La follia politically correct contro i belli: “I brutti sono discriminati”. Ora riempiranno gli spot di “brutti”


Di Cristina Gauri – Roma, 28 giu — Non sapendo più con chi prendersela e chi colpevolizzare per qualche fantomatico «privilegio», i liberal-progressisti hanno deciso lanciare una crociata contro i belli, colpevoli — a loro detta — di togliere opportunità ai brutti. Tutto parte da un editoriale del New York Times in cui vengono stigmatizzate presunte «discriminazioni sociali» di cui i meno belli sarebbero vittime. L’articolo, intitolato Perché è ok essere meschini con i brutti? è a firma dell’editorialista David Brooks.

Signore e signori, il lookismo

La tendenza sociale a privilegiare i belli, tenetevi forte, avrebbe il nome di lookism. Un termine pressoché intraducibile in italiano, a meno che non lo si voglia chiamare «aspettismo», termine agghiacciante che facciamo volentieri a meno di usare. Morale della favola, ogni giorno spunta un nuovo -ismo o -fobia paranoide contro la quale siamo costretti a battagliare. Perché stampa e social media rimanfono in silenzio di fronte alla piaga dilagante della bellezza che vince socialmente sui brutti, si chiede incredulo Brooks.

La dura vita dei brutti

Dati alla mano, il giornalista ci spiega che i brutti hanno meno possibilità di trovare un lavoro, di superare un colloquio di assunzione e di essere promossi a scuola. Il divario salariale rispetto ai belli è simile a quello riscontrato tra i bianchi e gli afroamericani. Infine i brutti guadagnano, nel corso della loro vita, quasi 250.000 dollari in meno rispetto ai belli. «Gli effetti discriminatori del lookismo», punta il dito Brooks, «sono pervasivi.

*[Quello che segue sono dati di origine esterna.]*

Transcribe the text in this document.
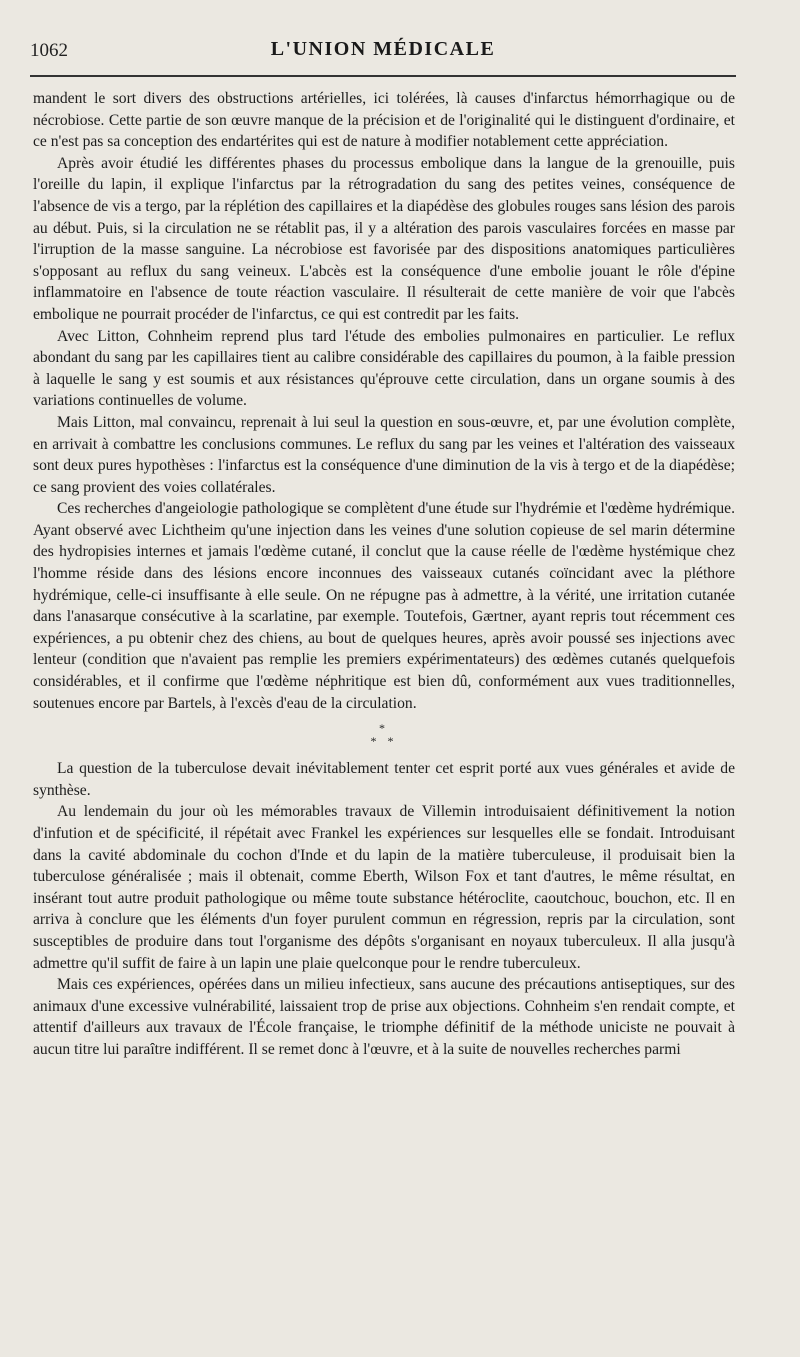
1062	L'UNION MÉDICALE

mandent le sort divers des obstructions artérielles, ici tolérées, là causes d'infarctus hémorrhagique ou de nécrobiose. Cette partie de son œuvre manque de la précision et de l'originalité qui le distinguent d'ordinaire, et ce n'est pas sa conception des endartérites qui est de nature à modifier notablement cette appréciation.

Après avoir étudié les différentes phases du processus embolique dans la langue de la grenouille, puis l'oreille du lapin, il explique l'infarctus par la rétrogradation du sang des petites veines, conséquence de l'absence de vis a tergo, par la réplétion des capillaires et la diapédèse des globules rouges sans lésion des parois au début. Puis, si la circulation ne se rétablit pas, il y a altération des parois vasculaires forcées en masse par l'irruption de la masse sanguine. La nécrobiose est favorisée par des dispositions anatomiques particulières s'opposant au reflux du sang veineux. L'abcès est la conséquence d'une embolie jouant le rôle d'épine inflammatoire en l'absence de toute réaction vasculaire. Il résulterait de cette manière de voir que l'abcès embolique ne pourrait procéder de l'infarctus, ce qui est contredit par les faits.

Avec Litton, Cohnheim reprend plus tard l'étude des embolies pulmonaires en particulier. Le reflux abondant du sang par les capillaires tient au calibre considérable des capillaires du poumon, à la faible pression à laquelle le sang y est soumis et aux résistances qu'éprouve cette circulation, dans un organe soumis à des variations continuelles de volume.

Mais Litton, mal convaincu, reprenait à lui seul la question en sous-œuvre, et, par une évolution complète, en arrivait à combattre les conclusions communes. Le reflux du sang par les veines et l'altération des vaisseaux sont deux pures hypothèses : l'infarctus est la conséquence d'une diminution de la vis à tergo et de la diapédèse; ce sang provient des voies collatérales.

Ces recherches d'angeiologie pathologique se complètent d'une étude sur l'hydrémie et l'œdème hydrémique. Ayant observé avec Lichtheim qu'une injection dans les veines d'une solution copieuse de sel marin détermine des hydropisies internes et jamais l'œdème cutané, il conclut que la cause réelle de l'œdème hystémique chez l'homme réside dans des lésions encore inconnues des vaisseaux cutanés coïncidant avec la pléthore hydrémique, celle-ci insuffisante à elle seule. On ne répugne pas à admettre, à la vérité, une irritation cutanée dans l'anasarque consécutive à la scarlatine, par exemple. Toutefois, Gærtner, ayant repris tout récemment ces expériences, a pu obtenir chez des chiens, au bout de quelques heures, après avoir poussé ses injections avec lenteur (condition que n'avaient pas remplie les premiers expérimentateurs) des œdèmes cutanés quelquefois considérables, et il confirme que l'œdème néphritique est bien dû, conformément aux vues traditionnelles, soutenues encore par Bartels, à l'excès d'eau de la circulation.

*
* *

La question de la tuberculose devait inévitablement tenter cet esprit porté aux vues générales et avide de synthèse.

Au lendemain du jour où les mémorables travaux de Villemin introduisaient définitivement la notion d'infution et de spécificité, il répétait avec Frankel les expériences sur lesquelles elle se fondait. Introduisant dans la cavité abdominale du cochon d'Inde et du lapin de la matière tuberculeuse, il produisait bien la tuberculose généralisée ; mais il obtenait, comme Eberth, Wilson Fox et tant d'autres, le même résultat, en insérant tout autre produit pathologique ou même toute substance hétéroclite, caoutchouc, bouchon, etc. Il en arriva à conclure que les éléments d'un foyer purulent commun en régression, repris par la circulation, sont susceptibles de produire dans tout l'organisme des dépôts s'organisant en noyaux tuberculeux. Il alla jusqu'à admettre qu'il suffit de faire à un lapin une plaie quelconque pour le rendre tuberculeux.

Mais ces expériences, opérées dans un milieu infectieux, sans aucune des précautions antiseptiques, sur des animaux d'une excessive vulnérabilité, laissaient trop de prise aux objections. Cohnheim s'en rendait compte, et attentif d'ailleurs aux travaux de l'École française, le triomphe définitif de la méthode unicistе ne pouvait à aucun titre lui paraître indifférent. Il se remet donc à l'œuvre, et à la suite de nouvelles recherches parmi
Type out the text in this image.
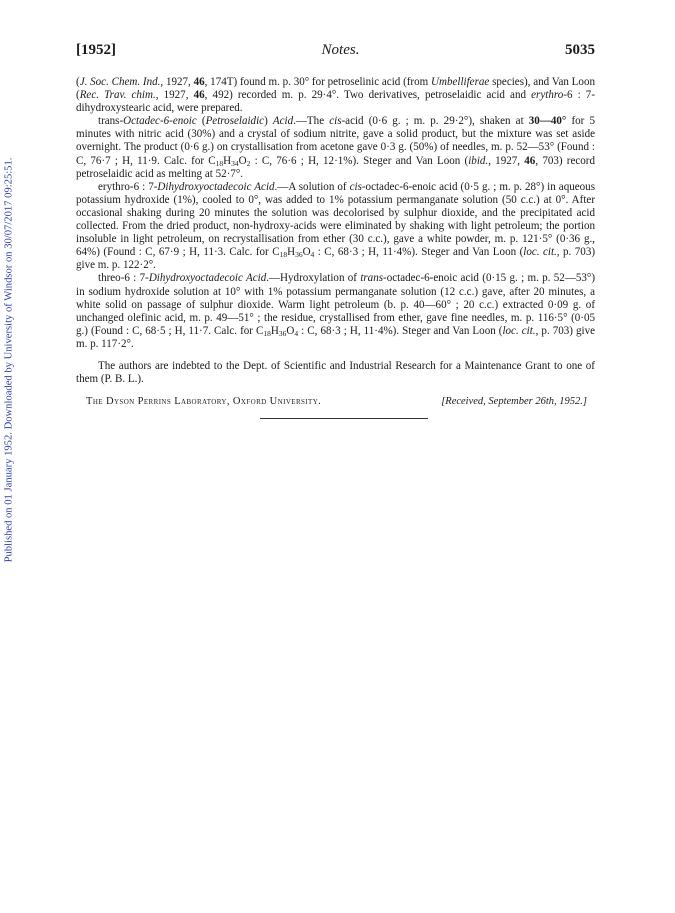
Published on 01 January 1952. Downloaded by University of Windsor on 30/07/2017 09:25:51.
[1952]	Notes.	5035

(J. Soc. Chem. Ind., 1927, 46, 174T) found m. p. 30° for petroselinic acid (from Umbelliferae species), and Van Loon (Rec. Trav. chim., 1927, 46, 492) recorded m. p. 29·4°. Two derivatives, petroselaidic acid and erythro-6 : 7-dihydroxystearic acid, were prepared.

trans-Octadec-6-enoic (Petroselaidic) Acid.—The cis-acid (0·6 g. ; m. p. 29·2°), shaken at 30—40° for 5 minutes with nitric acid (30%) and a crystal of sodium nitrite, gave a solid product, but the mixture was set aside overnight. The product (0·6 g.) on crystallisation from acetone gave 0·3 g. (50%) of needles, m. p. 52—53° (Found : C, 76·7 ; H, 11·9. Calc. for $C_{18}H_{34}O_2$ : C, 76·6 ; H, 12·1%). Steger and Van Loon (ibid., 1927, 46, 703) record petroselaidic acid as melting at 52·7°.

erythro-6 : 7-Dihydroxyoctadecoic Acid.—A solution of cis-octadec-6-enoic acid (0·5 g. ; m. p. 28°) in aqueous potassium hydroxide (1%), cooled to 0°, was added to 1% potassium permanganate solution (50 c.c.) at 0°. After occasional shaking during 20 minutes the solution was decolorised by sulphur dioxide, and the precipitated acid collected. From the dried product, non-hydroxy-acids were eliminated by shaking with light petroleum; the portion insoluble in light petroleum, on recrystallisation from ether (30 c.c.), gave a white powder, m. p. 121·5° (0·36 g., 64%) (Found : C, 67·9 ; H, 11·3. Calc. for $C_{18}H_{36}O_4$ : C, 68·3 ; H, 11·4%). Steger and Van Loon (loc. cit., p. 703) give m. p. 122·2°.

threo-6 : 7-Dihydroxyoctadecoic Acid.—Hydroxylation of trans-octadec-6-enoic acid (0·15 g. ; m. p. 52—53°) in sodium hydroxide solution at 10° with 1% potassium permanganate solution (12 c.c.) gave, after 20 minutes, a white solid on passage of sulphur dioxide. Warm light petroleum (b. p. 40—60° ; 20 c.c.) extracted 0·09 g. of unchanged olefinic acid, m. p. 49—51° ; the residue, crystallised from ether, gave fine needles, m. p. 116·5° (0·05 g.) (Found : C, 68·5 ; H, 11·7. Calc. for $C_{18}H_{36}O_4$ : C, 68·3 ; H, 11·4%). Steger and Van Loon (loc. cit., p. 703) give m. p. 117·2°.

The authors are indebted to the Dept. of Scientific and Industrial Research for a Maintenance Grant to one of them (P. B. L.).

The Dyson Perrins Laboratory, Oxford University.	[Received, September 26th, 1952.]
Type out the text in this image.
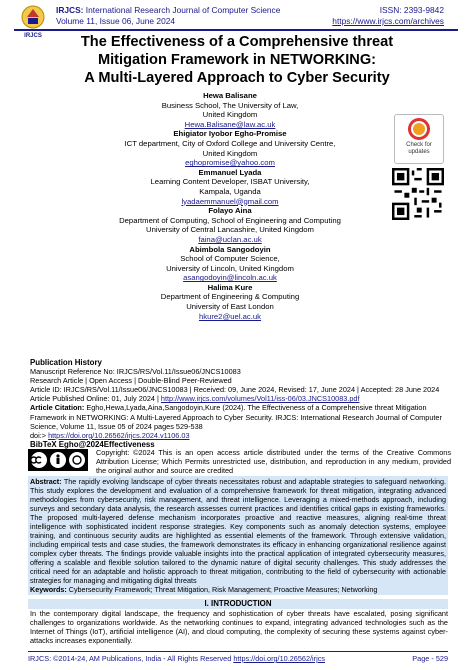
IRJCS
IRJCS: International Research Journal of Computer Science
Volume 11, Issue 06, June 2024
ISSN: 2393-9842
https://www.irjcs.com/archives
The Effectiveness of a Comprehensive threat
Mitigation Framework in NETWORKING:
A Multi-Layered Approach to Cyber Security
Hewa Balisane
Business School, The University of Law,
United Kingdom
Hewa.Balisane@law.ac.uk
Ehigiator Iyobor Egho-Promise
ICT department, City of Oxford College and University Centre,
United Kingdom
eghopromise@yahoo.com
Emmanuel Lyada
Learning Content Developer, ISBAT University,
Kampala, Uganda
lyadaemmanuel@gmail.com
Folayo Aina
Department of Computing, School of Engineering and Computing
University of Central Lancashire, United Kingdom
faina@uclan.ac.uk
Abimbola Sangodoyin
School of Computer Science,
University of Lincoln, United Kingdom
asangodoyin@lincoln.ac.uk
Halima Kure
Department of Engineering & Computing
University of East London
hkure2@uel.ac.uk
Check for
updates
Publication History
Manuscript Reference No: IRJCS/RS/Vol.11/Issue06/JNCS10083
Research Article | Open Access | Double-Blind Peer-Reviewed
Article ID: IRJCS/RS/Vol.11/Issue06/JNCS10083 | Received: 09, June 2024, Revised: 17, June 2024 | Accepted: 28 June 2024
Article Published Online: 01, July 2024 | http://www.irjcs.com/volumes/Vol11/iss-06/03.JNCS10083.pdf
Article Citation: Egho,Hewa,Lyada,Aina,Sangodoyin,Kure (2024). The Effectiveness of a Comprehensive threat Mitigation Framework in NETWORKING: A Multi-Layered Approach to Cyber Security. IRJCS: International Research Journal of Computer Science, Volume 11, Issue 05 of 2024 pages 529-538
doi:> https://doi.org/10.26562/irjcs.2024.v1106.03
BibTeX Egho@2024Effectiveness
Copyright: ©2024 This is an open access article distributed under the terms of the Creative Commons Attribution License; Which Permits unrestricted use, distribution, and reproduction in any medium, provided the original author and source are credited
Abstract: The rapidly evolving landscape of cyber threats necessitates robust and adaptable strategies to safeguard networking. This study explores the development and evaluation of a comprehensive framework for threat mitigation, integrating advanced methodologies from cybersecurity, risk management, and threat intelligence. Leveraging a mixed-methods approach, including surveys and secondary data analysis, the research assesses current practices and identifies critical gaps in existing frameworks. The proposed multi-layered defense mechanism incorporates proactive and reactive measures, aligning real-time threat intelligence with sophisticated incident response strategies. Key components such as anomaly detection systems, employee training, and continuous security audits are highlighted as essential elements of the framework. Through extensive validation, including empirical tests and case studies, the framework demonstrates its efficacy in enhancing organizational resilience against complex cyber threats. The findings provide valuable insights into the practical application of integrated cybersecurity measures, offering a scalable and flexible solution tailored to the dynamic nature of digital security challenges. This study addresses the critical need for an adaptable and holistic approach to threat mitigation, contributing to the field of cybersecurity with actionable strategies for managing and mitigating digital threats
Keywords: Cybersecurity Framework; Threat Mitigation, Risk Management; Proactive Measures; Networking
I. INTRODUCTION
In the contemporary digital landscape, the frequency and sophistication of cyber threats have escalated, posing significant challenges to organizations worldwide. As the networking continues to expand, integrating advanced technologies such as the Internet of Things (IoT), artificial intelligence (AI), and cloud computing, the complexity of securing these systems against cyber-attacks increases exponentially.
IRJCS: ©2014-24, AM Publications, India - All Rights Reserved https://doi.org/10.26562/irjcs	Page - 529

Una persona poco attraente perde quasi un quarto di milione di dollari di guadagni nel corso della vita rispetto a una attraente». Non solo: le persone più attraenti hanno anche maggiori probabilità di ottenere prestiti bancari e sarebbero, come prima impressione, considerate più competenti e intelligenti dei brutti. Addirittura, rincara i NYT, «i criminali brutti che commettono reati minori tendono a essere puniti più severamente dei belli».

Come ci si difende dal lookism? Riempiendo le pubblicità di brutti, per esempio. Un po’ come ha fatto Victoria’s Secret, che ha silurato i suoi angeli in favore di un «collettivo» di donne della porta accanto dalla fattezze fisiche più ordinarie. «Se è Victoria’s Secret a rappresentare la punta avanzata della lotta contro il lookism, significa che tutti noi abbiamo parecchio lavoro ancora da fare».